Customer service is collapsing in high-tax Britain
Trying on a pair of jeans at the clothes shop? Good luck finding someone to help you.
One by one, companies are cutting back on opening hours, reducing checkout staff and cutting in-store services. Many are closing branches completely.
Following the huge rise in employment taxes imposed by the Government, bosses don't have much choice. Companies have to save money on staff somehow. But with every cut they make, the experience gets a little worse.
In Labour's high-tax Britain, customer service is dying – and we will all end up poorer as a result.
It has been a worrying few weeks for anyone who cares about the quality of customer service. Self-checkouts are becoming more ubiquitous, opening hours are getting shorter and manpower is being cut back.
Over the weekend, we learnt that Tesco is trialling the closure of some of its Express stores at 10pm rather than 11pm, and will have fewer staff on hand for the hours that they remain open.

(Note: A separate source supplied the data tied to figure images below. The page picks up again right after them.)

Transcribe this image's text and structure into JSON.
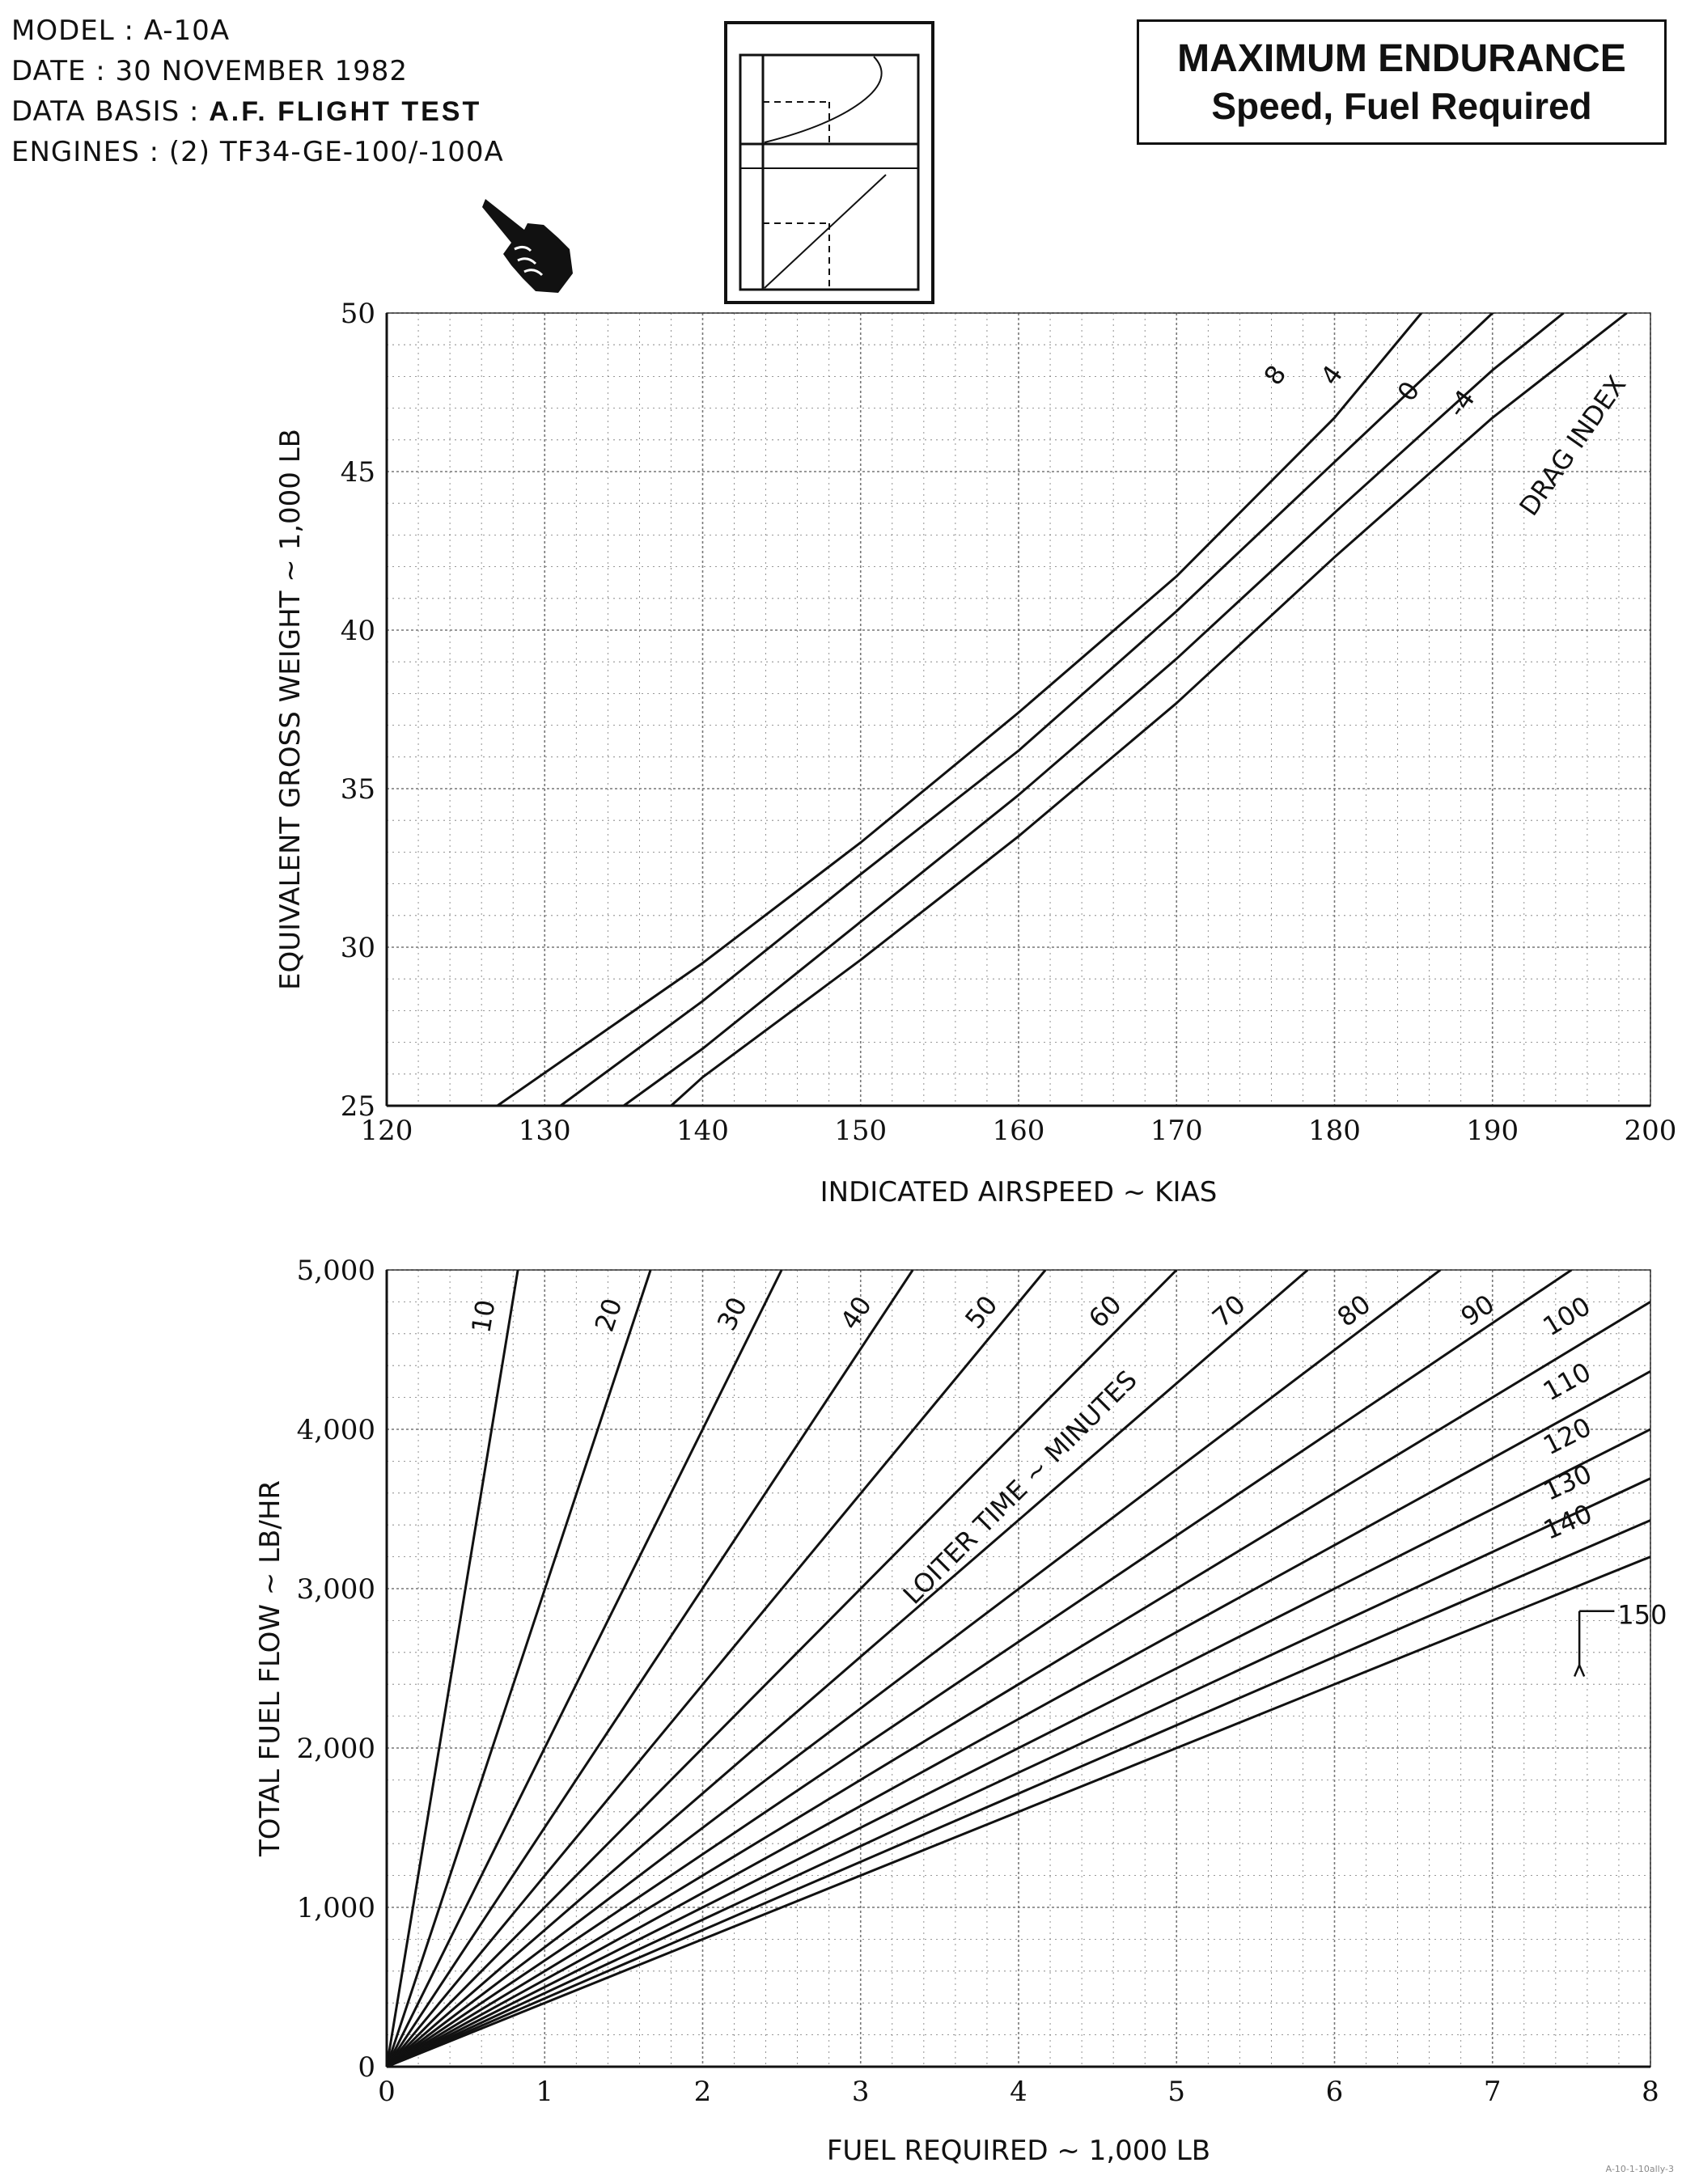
{
  "header": {
    "model": "MODEL : A-10A",
    "date": "DATE : 30 NOVEMBER 1982",
    "data_basis_label": "DATA BASIS :",
    "data_basis_value": "A.F. FLIGHT TEST",
    "engines": "ENGINES : (2) TF34-GE-100/-100A"
  },
  "title": {
    "line1": "MAXIMUM ENDURANCE",
    "line2": "Speed, Fuel Required"
  },
  "icons": {
    "pointer": "pointing-hand-icon",
    "legend": "chart-usage-thumbnail-icon"
  },
  "footer": {
    "code": "A-10-1-10ally-3"
  },
  "chart_data": [
    {
      "type": "line",
      "xlabel": "INDICATED AIRSPEED ~ KIAS",
      "ylabel": "EQUIVALENT GROSS WEIGHT ~ 1,000 LB",
      "xlim": [
        120,
        200
      ],
      "ylim": [
        25,
        50
      ],
      "xticks": [
        120,
        130,
        140,
        150,
        160,
        170,
        180,
        190,
        200
      ],
      "yticks": [
        25,
        30,
        35,
        40,
        45,
        50
      ],
      "grid": true,
      "annotation": "DRAG INDEX",
      "series": [
        {
          "name": "8",
          "x": [
            127,
            140,
            150,
            160,
            170,
            180,
            185.5
          ],
          "y": [
            25,
            29.5,
            33.3,
            37.4,
            41.7,
            46.7,
            50
          ]
        },
        {
          "name": "4",
          "x": [
            131,
            140,
            150,
            160,
            170,
            180,
            190,
            193.5
          ],
          "y": [
            25,
            28.3,
            32.3,
            36.2,
            40.6,
            45.3,
            50,
            51
          ]
        },
        {
          "name": "0",
          "x": [
            135,
            140,
            150,
            160,
            170,
            180,
            190,
            194.5
          ],
          "y": [
            25,
            26.8,
            30.8,
            34.8,
            39.1,
            43.7,
            48.2,
            50
          ]
        },
        {
          "name": "-4",
          "x": [
            138,
            140,
            150,
            160,
            170,
            180,
            190,
            198.5
          ],
          "y": [
            25,
            25.9,
            29.6,
            33.5,
            37.7,
            42.3,
            46.7,
            50
          ]
        }
      ]
    },
    {
      "type": "line",
      "xlabel": "FUEL REQUIRED ~ 1,000 LB",
      "ylabel": "TOTAL FUEL FLOW ~ LB/HR",
      "xlim": [
        0,
        8
      ],
      "ylim": [
        0,
        5000
      ],
      "xticks": [
        0,
        1,
        2,
        3,
        4,
        5,
        6,
        7,
        8
      ],
      "xtick_labels": [
        "0",
        "1",
        "2",
        "3",
        "4",
        "5",
        "6",
        "7",
        "8"
      ],
      "yticks": [
        0,
        1000,
        2000,
        3000,
        4000,
        5000
      ],
      "ytick_labels": [
        "0",
        "1,000",
        "2,000",
        "3,000",
        "4,000",
        "5,000"
      ],
      "grid": true,
      "annotation": "LOITER TIME ~ MINUTES",
      "series": [
        {
          "name": "10",
          "x": [
            0,
            0.83
          ],
          "y": [
            0,
            5000
          ]
        },
        {
          "name": "20",
          "x": [
            0,
            1.67
          ],
          "y": [
            0,
            5000
          ]
        },
        {
          "name": "30",
          "x": [
            0,
            2.5
          ],
          "y": [
            0,
            5000
          ]
        },
        {
          "name": "40",
          "x": [
            0,
            3.33
          ],
          "y": [
            0,
            5000
          ]
        },
        {
          "name": "50",
          "x": [
            0,
            4.17
          ],
          "y": [
            0,
            5000
          ]
        },
        {
          "name": "60",
          "x": [
            0,
            5.0
          ],
          "y": [
            0,
            5000
          ]
        },
        {
          "name": "70",
          "x": [
            0,
            5.83
          ],
          "y": [
            0,
            5000
          ]
        },
        {
          "name": "80",
          "x": [
            0,
            6.67
          ],
          "y": [
            0,
            5000
          ]
        },
        {
          "name": "90",
          "x": [
            0,
            7.5
          ],
          "y": [
            0,
            5000
          ]
        },
        {
          "name": "100",
          "x": [
            0,
            8.0
          ],
          "y": [
            0,
            4800
          ]
        },
        {
          "name": "110",
          "x": [
            0,
            8.0
          ],
          "y": [
            0,
            4364
          ]
        },
        {
          "name": "120",
          "x": [
            0,
            8.0
          ],
          "y": [
            0,
            4000
          ]
        },
        {
          "name": "130",
          "x": [
            0,
            8.0
          ],
          "y": [
            0,
            3692
          ]
        },
        {
          "name": "140",
          "x": [
            0,
            8.0
          ],
          "y": [
            0,
            3429
          ]
        },
        {
          "name": "150",
          "x": [
            0,
            8.0
          ],
          "y": [
            0,
            3200
          ]
        }
      ]
    }
  ]
}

It is not hard to guess why: after Rachel Reeves's recent increase to employers' National Insurance, the company has said it will have to pay an extra £235m in contributions.
That is just the latest example of a broader trend.
The self-service checkout is proliferating even though it has become very unpopular with shoppers, and not just in the supermarkets. Next revealed earlier this year that it is to start trialling automated checkouts as it looks to find ways of coping with the extra £67m the chain estimates it will have to pay in employment taxes this year.
Others are slashing services. Morrisons said in March that it was closing down cafes in its stores, along with florists and specialist meat counters. Sainsbury's said that it would lose 3,000 jobs by closing down in-store cafes, bakeries and pizza counters.
The National Insurance increase was not directly blamed but both chains said they had to reduce costs.
There are even examples of pubs closing at 9pm so they can cut back on the staff hours, and therefore lower their tax bill. Add it all up, and one point is clear: the customer is no longer the number-one priority – bosses are more obsessed with managing costs.
There is no point in blaming the big chains for these decisions. After all, they are all commercial companies, and their primary duty is to their shareholders. If the Government is determined to tax them based on how many people they employ, instead of on their profits, then the only rational response is to skimp on staff as much as possible.
We may only be seeing the start of the process. Before long, there will be QR codes in place of waiters and waitresses at restaurants (after all, in fast food places it is already almost impossible to place an order with a human being any more).
Get ready for self-serving beer kegs at your local 'Spoons, while an app will check you into your hotel room, and the estate agent will just send you an AI-generated video link over actually showing you around the new home you were thinking of buying.
It won't be possible to interact with a human being any more.
Conventional economic statistics don't capture the impact of all this on our day-to-day lives.
If you spend £200 at the supermarket, that is an extra £200 added to the total GDP figure regardless of whether you had to struggle with a self-service checkout for 20 minutes or if you were whisked through the till by a smiling sales assistant who chatted to you and wished you a pleasant day as you left.
It may not make a difference to the economists but it makes a big difference to you.
Likewise, it doesn't make any difference to GDP if you have to rush out of the house or your office to get to Tesco Express at one minute to 10 because you don't have any food and it will close soon. But again, it makes a big difference to you.
A successful economy is not just about maximising raw output. It is about maximising total consumer satisfaction. As service levels collapse, GDP may stay the same, but we are all worse off in ways that the figures don't reveal.
More worryingly for the GDP statistics, companies can't innovate. The most successful businesses find new and original ways of delighting their customers.
It might be by staying open for different hours, or offering a broader range of services or products, or a more complete experience, or all sort of things that we have not thought of yet but which might prove very popular. The best ideas can then be taken out to the rest of the world.
And yet instead of encouraging companies to try out new ideas, we are forcing them to put all their energy into cutting staff. Over time, that will impact the competitiveness of the British economy.
The Chancellor may or may not raise the extra £25bn she is expecting from her increase in employers' National Insurance contributions. We will find out over the next few months as the tax starts to bite.
But the costs of the tax raid are becoming painfully clear. It will be measured in fewer jobs, lower wages, higher inflation and, perhaps worst of all, in a country characterised by poor service and declining innovation.
When you find the doors to Tesco Express closed at 10.01pm, at least you will know who to blame.